As well as attacking the “evil” opposition, the PiS campaign promises focus on keeping migrants out, boosting welfare payments for families and pensioners. These reforms, often announced just before elections, have made the party popular with working class voters and Poland’s three million families with children.
If re-elected on October 15th, PiS has promised a 60 per cent increase in the monthly children’s allowance to 800 zlotys (€173) per child. After eight years in power, however, PiS is increasingly on the defensive.
Many women voters are furious at an effective abortion ban and terrified by cases of doctors allowing pregnant women die rather than intervene and risk prosecution. Another growing controversy surrounds claims that huge numbers of Schengen-area visas were sold worldwide by Polish consular officials or licensed agencies.
Two weeks to polling day, PiS MPs and voters dismiss all criticism of their party chairman, Jaroslaw Kaczynski. After presiding over an unstable second-term coalition, however, the PiS leader knows finding a third term majority will be a challenge.
Speaking in Katowice on Sunday, Mr Kaczynski ran through familiar warnings. He said the “Tusk system” would, if returned to power, push German and Russian interests over Polish interests.
”They intend to eliminate democracy and any traces of the rule of law,” he said – criticisms often levelled at Mr Kaczynski himself.
Since taking office in 2015, critics in Poland and across Europe say PiS has undermined the rule of law through political appointees and irregular appointments to public media and key courts.
The government dismisses these criticisms but, under pressure from the EU, agreed to roll back controversial appointments procedures and a disciplinary body for judges.
Ongoing disagreements with Brussels on democratic standards means PiS has yet to secure Poland’s €35.4 billion share of Covid-era emergency funding for infrastructure and digital spending.
A third PiS term may hinge on wooing parliamentary support from the populist, far-right Confederation, which launched its campaign last week in Katowice under the slogan, “we can do anything”.
Confederation’s promises of lower taxes, light-touch state regulation and a robust nationalist pushback against the EU and Ukraine have seen it double support to 15 per cent.

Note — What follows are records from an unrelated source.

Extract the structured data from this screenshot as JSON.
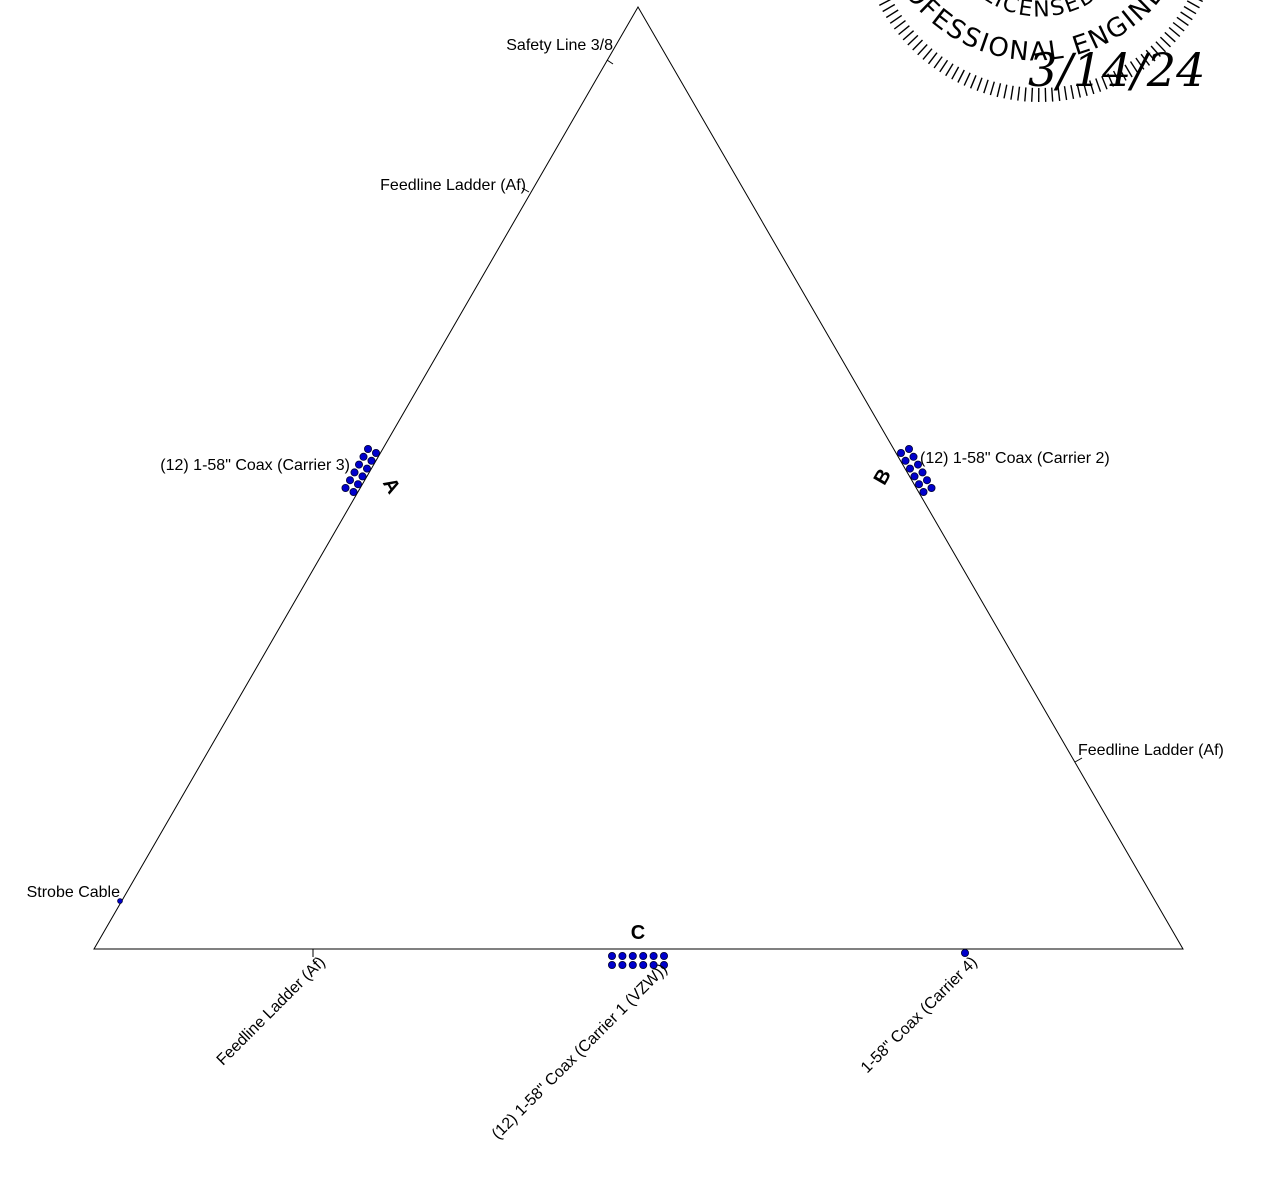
{
  "faces": {
    "a": "A",
    "b": "B",
    "c": "C"
  },
  "labels": {
    "safety_line": "Safety Line 3/8",
    "feedline_ladder_a": "Feedline Ladder (Af)",
    "coax_carrier3": "(12) 1-58\" Coax (Carrier 3)",
    "coax_carrier2": "(12) 1-58\" Coax (Carrier 2)",
    "feedline_ladder_b": "Feedline Ladder (Af)",
    "strobe_cable": "Strobe Cable",
    "feedline_ladder_c": "Feedline Ladder (Af)",
    "coax_carrier1": "(12) 1-58\" Coax (Carrier 1 (VZW))",
    "coax_carrier4": "1-58\" Coax (Carrier 4)"
  },
  "seal": {
    "text_line1": "LICENSED",
    "text_line2": "PROFESSIONAL ENGINEER",
    "date": "3/14/24"
  },
  "colors": {
    "coax_fill": "#0000cc",
    "coax_stroke": "#000033",
    "line": "#000000"
  }
}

The party is particularly popular among younger voters frustrated by a political system they view as stymied by a two-decade Tusk-Kaczynski grudge match.
While political analysts suggest a Confederation alliance with PiS could undermine Poland’s membership of the EU and Nato, far-right leaders are playing their cards close to their chest.
”With this election,” said Mr Krzysztof Bosak, party co-leader, “we are going overturn the table where all the politicians are seated.”